Mark – I got 48 times with five ropes starting at time 0. It seems you are missing time 2.06250. Below is how to measure that time (where $r_i$ is burning rope $i$):
1) Light both ends of $r_1$ and one end of $r_2$
2) 0.5 hours passes ($r_1$ burned through). Light other end of $r_2$ and one end of $r_3$
3) 0.25 hours passes ($r_2$ burned through). Light one end of $r_4$
4) 0.75 hours passes ($r_3$ burned through). Light other end of $r_4$ and one end of $r_5$
5) 0.125 hours passes ($r_4$ burned through). Light other end of $r_5$
6) 0.4375 hours passes ($r_5$ burned through).
Total time is 2.0625 hours (=0.5+0.25+0.75+0.125+0.4375). With 6 ropes I got 101 time points from zero. Not sure about intermediate stop/start pairs.
Thanks, Peter. I’ll have to fix the bug in my program. Having your recipe for the missing value will make it easier.
I fixed my program and sped it up.
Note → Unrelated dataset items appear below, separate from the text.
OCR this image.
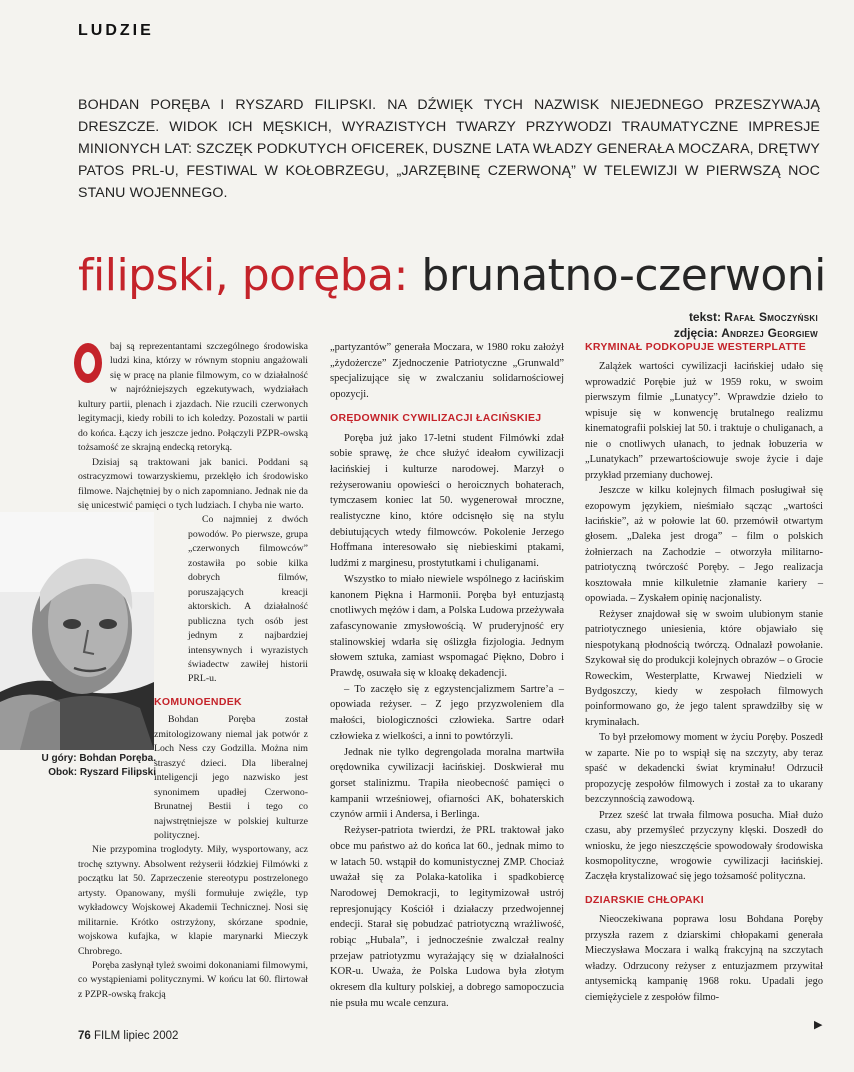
LUDZIE
BOHDAN PORĘBA I RYSZARD FILIPSKI. NA DŹWIĘK TYCH NAZWISK NIEJEDNEGO PRZESZYWAJĄ DRESZCZE. WIDOK ICH MĘSKICH, WYRAZISTYCH TWARZY PRZYWODZI TRAUMATYCZNE IMPRESJE MINIONYCH LAT: SZCZĘK PODKUTYCH OFICEREK, DUSZNE LATA WŁADZY GENERAŁA MOCZARA, DRĘTWY PATOS PRL-U, FESTIWAL W KOŁOBRZEGU, „JARZĘBINĘ CZERWONĄ” W TELEWIZJI W PIERWSZĄ NOC STANU WOJENNEGO.
filipski, poręba: brunatno-czerwoni
tekst: Rafał Smoczyński
zdjęcia: Andrzej Georgiew
U góry: Bohdan Poręba.
Obok: Ryszard Filipski

baj są reprezentantami szczególnego środowiska ludzi kina, którzy w równym stopniu angażowali się w pracę na planie filmowym, co w działalność w najróżniejszych egzekutywach, wydziałach kultury partii, plenach i zjazdach. Nie rzucili czerwonych legitymacji, kiedy robili to ich koledzy. Pozostali w partii do końca. Łączy ich jeszcze jedno. Połączyli PZPR-owską tożsamość ze skrajną endecką retoryką.

Dzisiaj są traktowani jak banici. Poddani są ostracyzmowi towarzyskiemu, przeklęło ich środowisko filmowe. Najchętniej by o nich zapomniano. Jednak nie da się unicestwić pamięci o tych ludziach. I chyba nie warto.

Co najmniej z dwóch powodów. Po pierwsze, grupa „czerwonych filmowców” zostawiła po sobie kilka dobrych filmów, poruszających kreacji aktorskich. A działalność publiczna tych osób jest jednym z najbardziej intensywnych i wyrazistych świadectw zawiłej historii PRL-u.

KOMUNOENDEK

Bohdan Poręba został zmitologizowany niemal jak potwór z Loch Ness czy Godzilla. Można nim straszyć dzieci. Dla liberalnej inteligencji jego nazwisko jest synonimem upadłej Czerwono-Brunatnej Bestii i tego co najwstrętniejsze w polskiej kulturze politycznej.

Nie przypomina troglodyty. Miły, wysportowany, acz trochę sztywny. Absolwent reżyserii łódzkiej Filmówki z początku lat 50. Zaprzeczenie stereotypu postrzelonego artysty. Opanowany, myśli formułuje zwięźle, typ wykładowcy Wojskowej Akademii Technicznej. Nosi się militarnie. Krótko ostrzyżony, skórzane spodnie, wojskowa kufajka, w klapie marynarki Mieczyk Chrobrego.

Poręba zasłynął tyleż swoimi dokonaniami filmowymi, co wystąpieniami politycznymi. W końcu lat 60. flirtował z PZPR-owską frakcją

„partyzantów” generała Moczara, w 1980 roku założył „żydożercze” Zjednoczenie Patriotyczne „Grunwald” specjalizujące się w zwalczaniu solidarnościowej opozycji.

ORĘDOWNIK CYWILIZACJI ŁACIŃSKIEJ

Poręba już jako 17-letni student Filmówki zdał sobie sprawę, że chce służyć ideałom cywilizacji łacińskiej i kulturze narodowej. Marzył o reżyserowaniu opowieści o heroicznych bohaterach, tymczasem koniec lat 50. wygenerował mroczne, realistyczne kino, które odcisnęło się na stylu debiutujących wtedy filmowców. Pokolenie Jerzego Hoffmana interesowało się niebieskimi ptakami, ludźmi z marginesu, prostytutkami i chuliganami.

Wszystko to miało niewiele wspólnego z łacińskim kanonem Piękna i Harmonii. Poręba był entuzjastą cnotliwych mężów i dam, a Polska Ludowa przeżywała zafascynowanie zmysłowością. W pruderyjność ery stalinowskiej wdarła się oślizgła fizjologia. Jednym słowem sztuka, zamiast wspomagać Piękno, Dobro i Prawdę, osuwała się w kloakę dekadencji.

– To zaczęło się z egzystencjalizmem Sartre’a – opowiada reżyser. – Z jego przyzwoleniem dla małości, biologiczności człowieka. Sartre odarł człowieka z wielkości, a inni to powtórzyli.

Jednak nie tylko degrengolada moralna martwiła orędownika cywilizacji łacińskiej. Doskwierał mu gorset stalinizmu. Trapiła nieobecność pamięci o kampanii wrześniowej, ofiarności AK, bohaterskich czynów armii i Andersa, i Berlinga.

Reżyser-patriota twierdzi, że PRL traktował jako obce mu państwo aż do końca lat 60., jednak mimo to w latach 50. wstąpił do komunistycznej ZMP. Chociaż uważał się za Polaka-katolika i spadkobiercę Narodowej Demokracji, to legitymizował ustrój represjonujący Kościół i działaczy przedwojennej endecji. Starał się pobudzać patriotyczną wrażliwość, robiąc „Hubala”, i jednocześnie zwalczał realny przejaw patriotyzmu wyrażający się w działalności KOR-u. Uważa, że Polska Ludowa była złotym okresem dla kultury polskiej, a dobrego samopoczucia nie psuła mu wcale cenzura.

KRYMINAŁ PODKOPUJE WESTERPLATTE

Zalążek wartości cywilizacji łacińskiej udało się wprowadzić Porębie już w 1959 roku, w swoim pierwszym filmie „Lunatycy”. Wprawdzie dzieło to wpisuje się w konwencję brutalnego realizmu kinematografii polskiej lat 50. i traktuje o chuliganach, a nie o cnotliwych ułanach, to jednak łobuzeria w „Lunatykach” przewartościowuje swoje życie i daje przykład przemiany duchowej.

Jeszcze w kilku kolejnych filmach posługiwał się ezopowym językiem, nieśmiało sącząc „wartości łacińskie”, aż w połowie lat 60. przemówił otwartym głosem. „Daleka jest droga” – film o polskich żołnierzach na Zachodzie – otworzyła militarno-patriotyczną twórczość Poręby. – Jego realizacja kosztowała mnie kilkuletnie złamanie kariery – opowiada. – Zyskałem opinię nacjonalisty.

Reżyser znajdował się w swoim ulubionym stanie patriotycznego uniesienia, które objawiało się niespotykaną płodnością twórczą. Odnalazł powołanie. Szykował się do produkcji kolejnych obrazów – o Grocie Roweckim, Westerplatte, Krwawej Niedzieli w Bydgoszczy, kiedy w zespołach filmowych poinformowano go, że jego talent sprawdziłby się w kryminałach.

To był przełomowy moment w życiu Poręby. Poszedł w zaparte. Nie po to wspiął się na szczyty, aby teraz spaść w dekadencki świat kryminału! Odrzucił propozycję zespołów filmowych i został za to ukarany bezczynnością zawodową.

Przez sześć lat trwała filmowa posucha. Miał dużo czasu, aby przemyśleć przyczyny klęski. Doszedł do wniosku, że jego nieszczęście spowodowały środowiska kosmopolityczne, wrogowie cywilizacji łacińskiej. Zaczęła krystalizować się jego tożsamość polityczna.

DZIARSKIE CHŁOPAKI

Nieoczekiwana poprawa losu Bohdana Poręby przyszła razem z dziarskimi chłopakami generała Mieczysława Moczara i walką frakcyjną na szczytach władzy. Odrzucony reżyser z entuzjazmem przywitał antysemicką kampanię 1968 roku. Upadali jego ciemiężyciele z zespołów filmo-

▶
76 FILM lipiec 2002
Here are my new results for up to 12 ropes. 12 ropes took 80 hours to compute. The columns are number of ropes, number of 0-based times, number of intermediate-based times, number of seconds to find solution.
1: 2, 0
2: 5, 1
3: 11, 4
4: 23, 11
5: 48, 30
6: 101, 73
7: 218, 168 2.36 seconds
8: 473, 371 17.26 seconds
9: 1044, 793 158 seconds
10: 2284, 1676 1695 seconds
11: 5011, 3502 25162 seconds
12: 10979, 7259 287960 seconds
Mark – Incredible you calculated the answer up to 12 ropes! I stopped at 7 when my program started to take too long. Thanks for sharing your results!
13: 23954 (I’m no longer keeping track of intermediate-based times) 45013 seconds and 249GB of the 251GB available on the machine I was using. I’m now using memoization which speeds things up quite a bit if there is enough memory.